I considered but quickly discarded asking the Riverside Museum for a loan of the Pearce model. There would be very obvious practical, insurance and security issues. A new model could show what could be done with modern technology.
I’m glad that we decided not to go with Virtual Reality. In theory we could have portrayed the spectacular interior, but it has to be done well and the cost would have been enormous. Doing it at a basic level, such as can be seen at the Museum in Irvine, does nothing for me. We also wanted something visual to draw people into the gallery, rather than something they would only access once already inside and perhaps have to queue to see.
Also, I simply like physical models. They are easy for the viewer to explore and can convey a sense of romance that technology doesn’t.
Of course this leads to adults and children alike wanting to examine not just visually but with the fingers, the sense of touch adding another perspective to understanding. As a result we lose some magic by protecting them behind glass. The Riverside Museum has solved this in a way that works at a superficial level, but has deficiencies. Livadia is immured at a high level, so you only see her from below, making it difficult to appreciate her remarkable design. We decided to put our model under a glass bubble.
To funding. We had put in for a grant towards the cost of the exhibition from the Royal Incorporation of Architects in Scotland, but of course had been awarded a tiny fraction of what we asked for. At meetings of the steering group for the Festival of Architecture I had met the representative from the National Lottery. There was encouragement to go ahead and we needed a legacy destination. I spoke to Fairfield Heritage to find out if there might be a home for the model in the longer term and they was supportive, but had no funding to buy it.
At this point James Pierce heard about the project. He had just returned from Russia with a wife. I was still investigating sources of funding when I discovered not only that James was keen to go ahead, he’d already made a start, perhaps partly with encouragement from his new in-laws. We allocated part of our grant to reimburse the cost of the materials, but warned him that he was proceeding at his own risk.

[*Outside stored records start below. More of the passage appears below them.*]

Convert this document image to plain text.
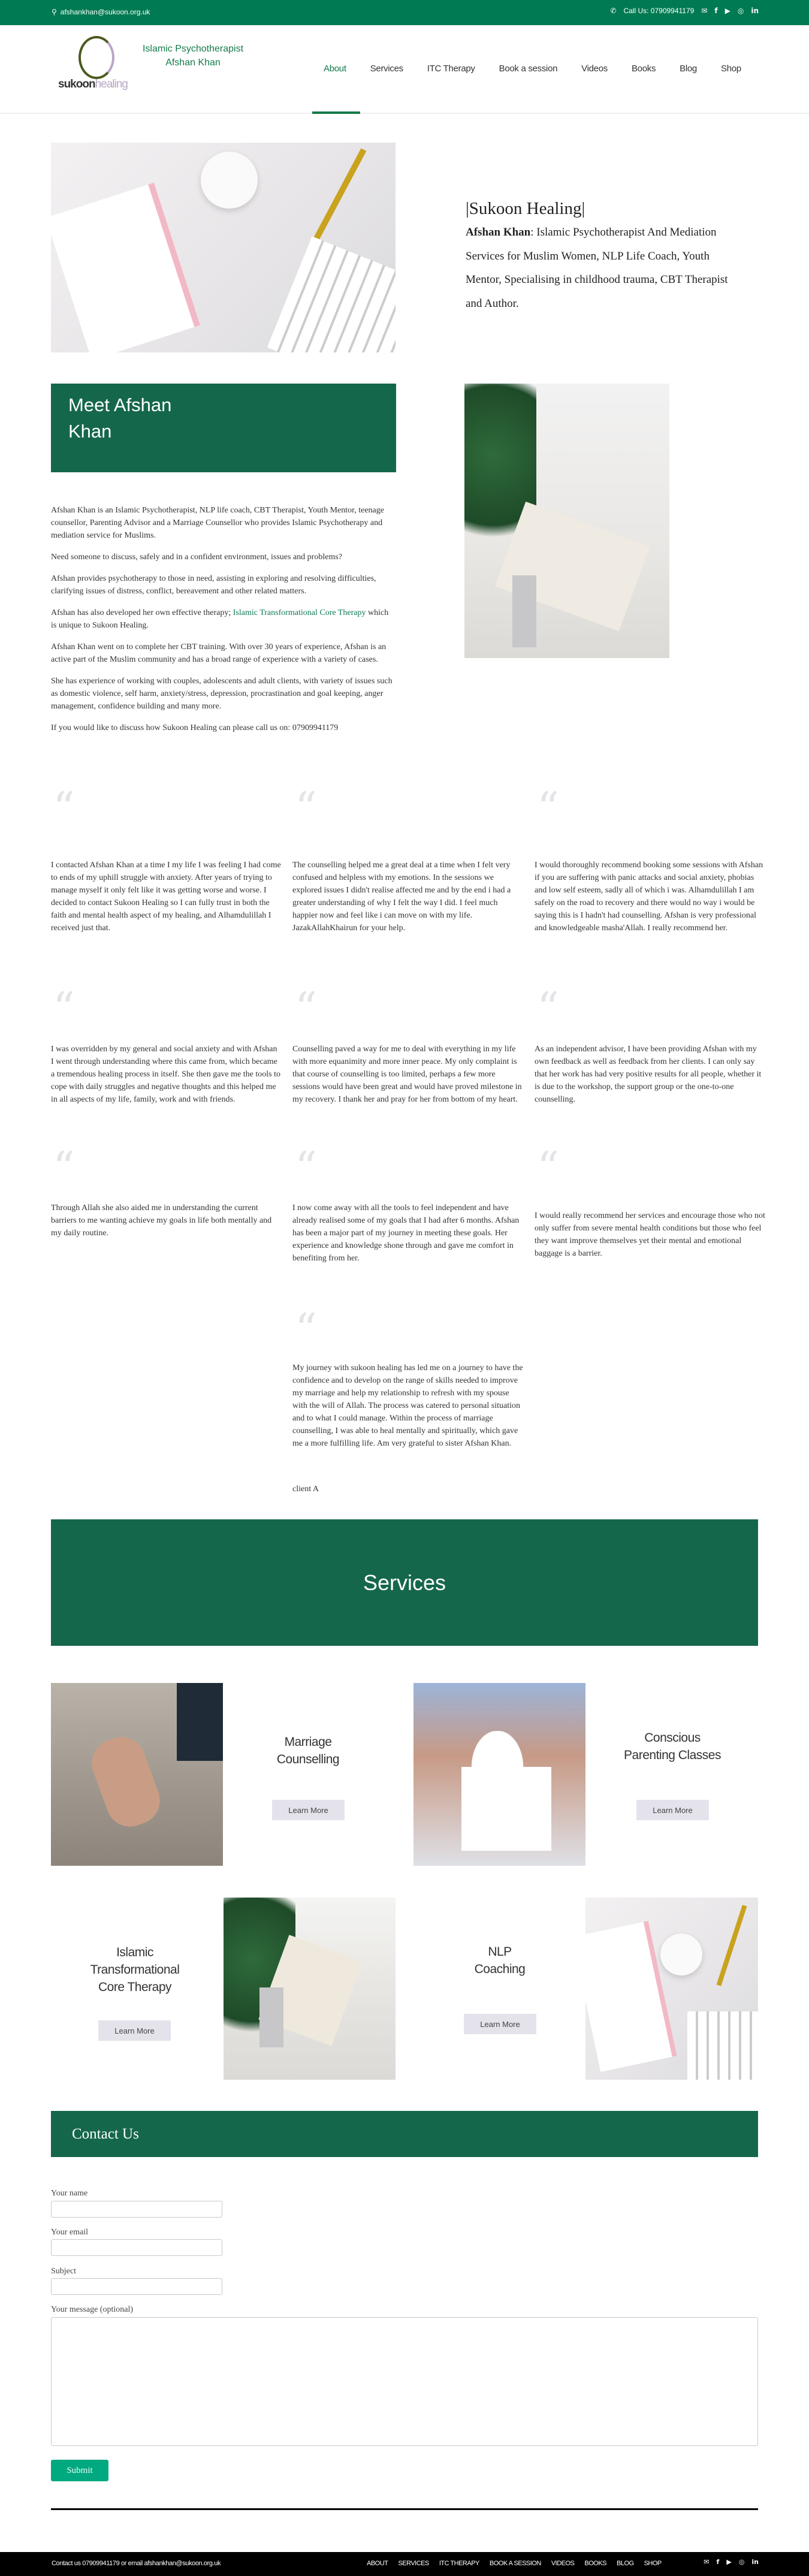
⚲ afshankhan@sukoon.org.uk	✆ Call Us: 07909941179 ✉ f ▶ ◎ in
sukoonhealing
Islamic Psychotherapist
Afshan Khan
About	Services	ITC Therapy	Book a session	Videos	Books	Blog	Shop
|Sukoon Healing|

Afshan Khan: Islamic Psychotherapist And Mediation Services for Muslim Women, NLP Life Coach, Youth Mentor, Specialising in childhood trauma, CBT Therapist and Author.

Meet Afshan
Khan

Afshan Khan is an Islamic Psychotherapist, NLP life coach, CBT Therapist, Youth Mentor, teenage counsellor, Parenting Advisor and a Marriage Counsellor who provides Islamic Psychotherapy and mediation service for Muslims.

Need someone to discuss, safely and in a confident environment, issues and problems?

Afshan provides psychotherapy to those in need, assisting in exploring and resolving difficulties, clarifying issues of distress, conflict, bereavement and other related matters.

Afshan has also developed her own effective therapy; Islamic Transformational Core Therapy which is unique to Sukoon Healing.

Afshan Khan went on to complete her CBT training. With over 30 years of experience, Afshan is an active part of the Muslim community and has a broad range of experience with a variety of cases.

She has experience of working with couples, adolescents and adult clients, with variety of issues such as domestic violence, self harm, anxiety/stress, depression, procrastination and goal keeping, anger management, confidence building and many more.

If you would like to discuss how Sukoon Healing can please call us on: 07909941179

“
I contacted Afshan Khan at a time I my life I was feeling I had come to ends of my uphill struggle with anxiety. After years of trying to manage myself it only felt like it was getting worse and worse. I decided to contact Sukoon Healing so I can fully trust in both the faith and mental health aspect of my healing, and Alhamdulillah I received just that.
“
The counselling helped me a great deal at a time when I felt very confused and helpless with my emotions. In the sessions we explored issues I didn't realise affected me and by the end i had a greater understanding of why I felt the way I did. I feel much happier now and feel like i can move on with my life. JazakAllahKhairun for your help.
“
I would thoroughly recommend booking some sessions with Afshan if you are suffering with panic attacks and social anxiety, phobias and low self esteem, sadly all of which i was. Alhamdulillah I am safely on the road to recovery and there would no way i would be saying this is I hadn't had counselling. Afshan is very professional and knowledgeable masha'Allah. I really recommend her.
“
I was overridden by my general and social anxiety and with Afshan I went through understanding where this came from, which became a tremendous healing process in itself. She then gave me the tools to cope with daily struggles and negative thoughts and this helped me in all aspects of my life, family, work and with friends.
“
Counselling paved a way for me to deal with everything in my life with more equanimity and more inner peace. My only complaint is that course of counselling is too limited, perhaps a few more sessions would have been great and would have proved milestone in my recovery. I thank her and pray for her from bottom of my heart.
“
As an independent advisor, I have been providing Afshan with my own feedback as well as feedback from her clients. I can only say that her work has had very positive results for all people, whether it is due to the workshop, the support group or the one-to-one counselling.
“
Through Allah she also aided me in understanding the current barriers to me wanting achieve my goals in life both mentally and my daily routine.
“
I now come away with all the tools to feel independent and have already realised some of my goals that I had after 6 months. Afshan has been a major part of my journey in meeting these goals. Her experience and knowledge shone through and gave me comfort in benefiting from her.
“
I would really recommend her services and encourage those who not only suffer from severe mental health conditions but those who feel they want improve themselves yet their mental and emotional baggage is a barrier.
“
My journey with sukoon healing has led me on a journey to have the confidence and to develop on the range of skills needed to improve my marriage and help my relationship to refresh with my spouse with the will of Allah. The process was catered to personal situation and to what I could manage. Within the process of marriage counselling, I was able to heal mentally and spiritually, which gave me a more fulfilling life. Am very grateful to sister Afshan Khan.
client A
Services
Marriage
Counselling
Learn More
Conscious
Parenting Classes
Learn More
Islamic
Transformational
Core Therapy
Learn More
NLP
Coaching
Learn More
Contact Us
Your name
Your email
Subject
Your message (optional)
Submit
Contact us 07909941179 or email afshankhan@sukoon.org.uk	ABOUT SERVICES ITC THERAPY BOOK A SESSION VIDEOS BOOKS BLOG SHOP	✉ f ▶ ◎ in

Starting work ruled out any prospect of Lottery funding, but looking back it’s obvious that James had to make a start, to meet the exhibition date. Going through a tender process and waiting for an answer would have left no time for actually building the model.
In the event James built the model in his evenings, after a day spent building the spectacular model of the racing hydrofoil Britannia that today sits in the foyer of the British America’s Cup Challenge headquarters in Portsmouth.
We wanted to ensure accuracy and had a problem finding the original drawings. A set on deposit at the Mitchell Library in Glasgow had mysteriously disappeared, as had all the best of the photographs taken by Queen Victoria’s photographers when Livadia stopped in Southampton during her maiden voyage. There was huge disappointment when we untied the ribbons on the lovely leather bound album and found it almost empty. This problem was resolved when James found that a fellow in the States who sold model kits of various historic ships had somehow got copies of the originals and was willing to send him images of them.
Regarding the style of the new model we opted for simplicity with no colour and no attempt to replicate all the features of rigging etcetera. We also decided on a waterline model that could be displayed easily in the gallery window and internal lighting, given our location on a busy street with a lot of evening traffic.
Our exhibition was a great success in terms of numbers, with lots of people attracted purely because of the model in the window. Among the visitors were the organisers of the James Watt Dinner, a major annual event in the shipbuilder’s calendar, and Richard Pierce and I were invited to show it there. Sadly none of the industrialists present offered to buy it.